I don't know the exact answer to the question, but here is a way to get an approximate solution.
We are maximizing $a_1a_2a_3\ldots$ subject to a constraint $p_1^{a_1}p_2^{a_2}p_3^{a_3}\ldots \leq n$. Let's treat the $a_i$ as continuous variables that we can differentiate. In that case we might as well set the constraint $=n$ rather than $\leq n$.
Take logarithms of both products. Now we are maximizing $\ln a_1 + \ln a_2 + \ln a_3 \ldots$ subject to $a_1 \ln p_1 + a_2 \ln p_2 + a_3 \ln p_3 \ldots = \ln n$.
Introduce a Langrange multiplier and set the gradients of the two sums to be proportional to each other.
$$ \frac{1}{a_1} \hat{a_1} + \frac{1}{a_2} \hat{a_2} + \frac{1}{a_3} \hat{a_3 }+ \ldots = \lambda (\ln p_1 \hat{a_1} + \ln p_2 \hat{a_2} + \ln p_3 \hat{a_3} + \ldots) $$
Dotting both sides with $\hat{a_i}$ gives
$$\frac{1}{a_i} = \lambda \ln p_i$$
or
$$a_i = \frac{1}{\lambda \ln p_i}$$
$\lambda$ is then chosen to satisfy the original constraint.
This should specify the maximum $a_i$ treating $a_i$ as continuous. To get the $a_i$ to be integers you would round some up and some down. Since you're writing code, you could simply brute-force search this much smaller space of possible integer solutions.

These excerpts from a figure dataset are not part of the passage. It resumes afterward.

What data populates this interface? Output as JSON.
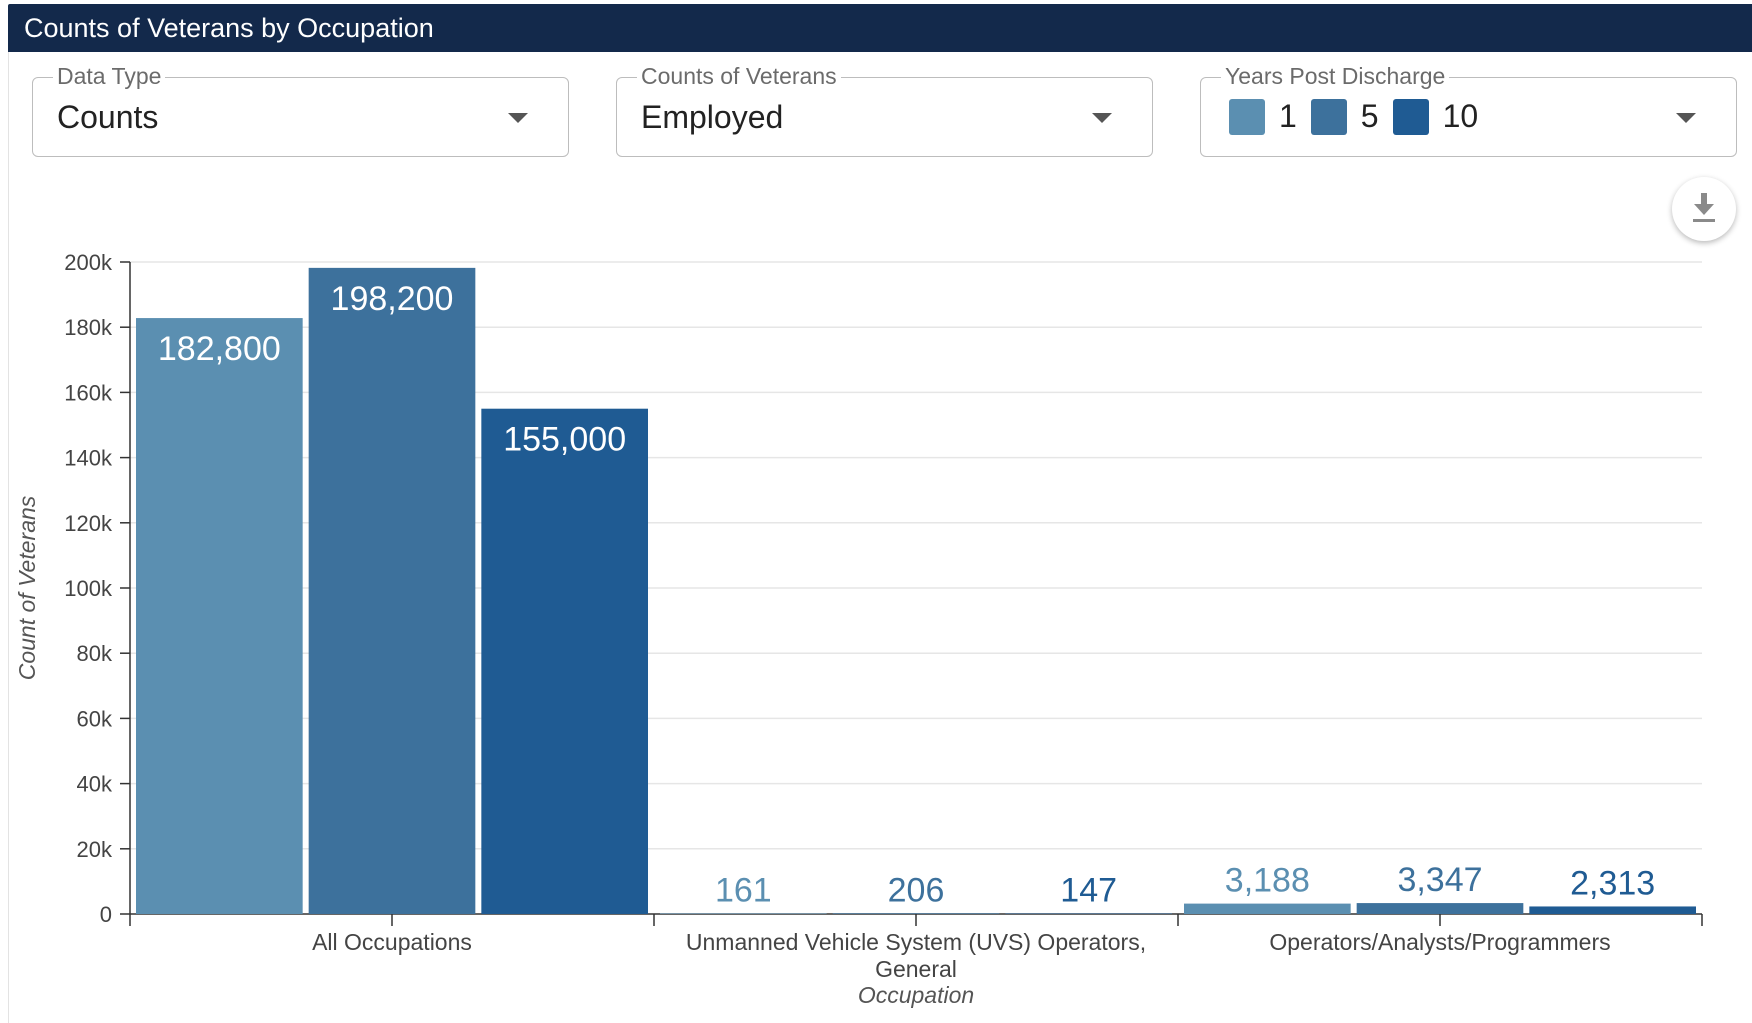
{
  "header": {
    "title": "Counts of Veterans by Occupation"
  },
  "filters": {
    "data_type": {
      "label": "Data Type",
      "value": "Counts"
    },
    "counts_of_veterans": {
      "label": "Counts of Veterans",
      "value": "Employed"
    },
    "years_post_discharge": {
      "label": "Years Post Discharge",
      "options": [
        {
          "label": "1",
          "color": "#5b8fb1"
        },
        {
          "label": "5",
          "color": "#3d719c"
        },
        {
          "label": "10",
          "color": "#1f5b93"
        }
      ]
    }
  },
  "download_icon": "download-icon",
  "chart_data": {
    "type": "bar",
    "xlabel": "Occupation",
    "ylabel": "Count of Veterans",
    "ylim": [
      0,
      200000
    ],
    "yticks": [
      "0",
      "20k",
      "40k",
      "60k",
      "80k",
      "100k",
      "120k",
      "140k",
      "160k",
      "180k",
      "200k"
    ],
    "categories": [
      [
        "All Occupations"
      ],
      [
        "Unmanned Vehicle System (UVS) Operators,",
        "General"
      ],
      [
        "Operators/Analysts/Programmers"
      ]
    ],
    "grid": true,
    "series": [
      {
        "name": "1",
        "color": "#5b8fb1",
        "values": [
          182800,
          161,
          3188
        ],
        "labels": [
          "182,800",
          "161",
          "3,188"
        ]
      },
      {
        "name": "5",
        "color": "#3d719c",
        "values": [
          198200,
          206,
          3347
        ],
        "labels": [
          "198,200",
          "206",
          "3,347"
        ]
      },
      {
        "name": "10",
        "color": "#1f5b93",
        "values": [
          155000,
          147,
          2313
        ],
        "labels": [
          "155,000",
          "147",
          "2,313"
        ]
      }
    ]
  }
}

This answer might be useful if you are loking for an actual algorithm to solve the problem (and not a thoretical approach). If $x$ is an integer in the range $[1,n]$ with maximum number of divisors write $$ x = q_1^{a_1} q_2^{a_2} \dots q_k^{a_k} $$ with the $q_i$ distinct primes and $$ a_1 \ge a_2 \ge \cdots \ge a_k. \quad(*)$$
Then we see that the integer $$ x' = 2^{a_1} 3^{a_2} \dots p_k^{a_k} \quad (**)$$ has the same number of divisors and is $\le x$. So we can limit our search to the integers of the form $(**)$ which verify $(*)$. This makes the search really easy, and fast in small ranges: start with $(a_1,\dots,a_k) = (t,0,\dots,0)$ and $k$ such that $2\cdot3\cdot\dots\cdot p_{k+1} > n$, and $2^t \le n < 2^{t+1}$ and go through all the $k$-tuples verifying $(*)$ and $(**)$ in decreasing lexicographic order, keeping their product maximal and $<n$.
You can find a C++ program that performs this task in this thread at TopCoder, though you need to adapt it to arrive up to $2^{64}$, since it is limited to $n\le 2^{64}/47$.
EDIT: I have written a PARI-GP version which can arrive much further, for $n=2^{64}$ the probably non-unique integer with maximum number of divisors is: $$ 18401055938125660800 = 2^7\cdot 3^4\cdot 5^2\cdot 7^2\cdot 11 \cdot 13 \cdot 17 \cdot 19 \cdot 23 \cdot 29 \cdot 31 \cdot 37 \cdot 41 $$ with 184320 divisors.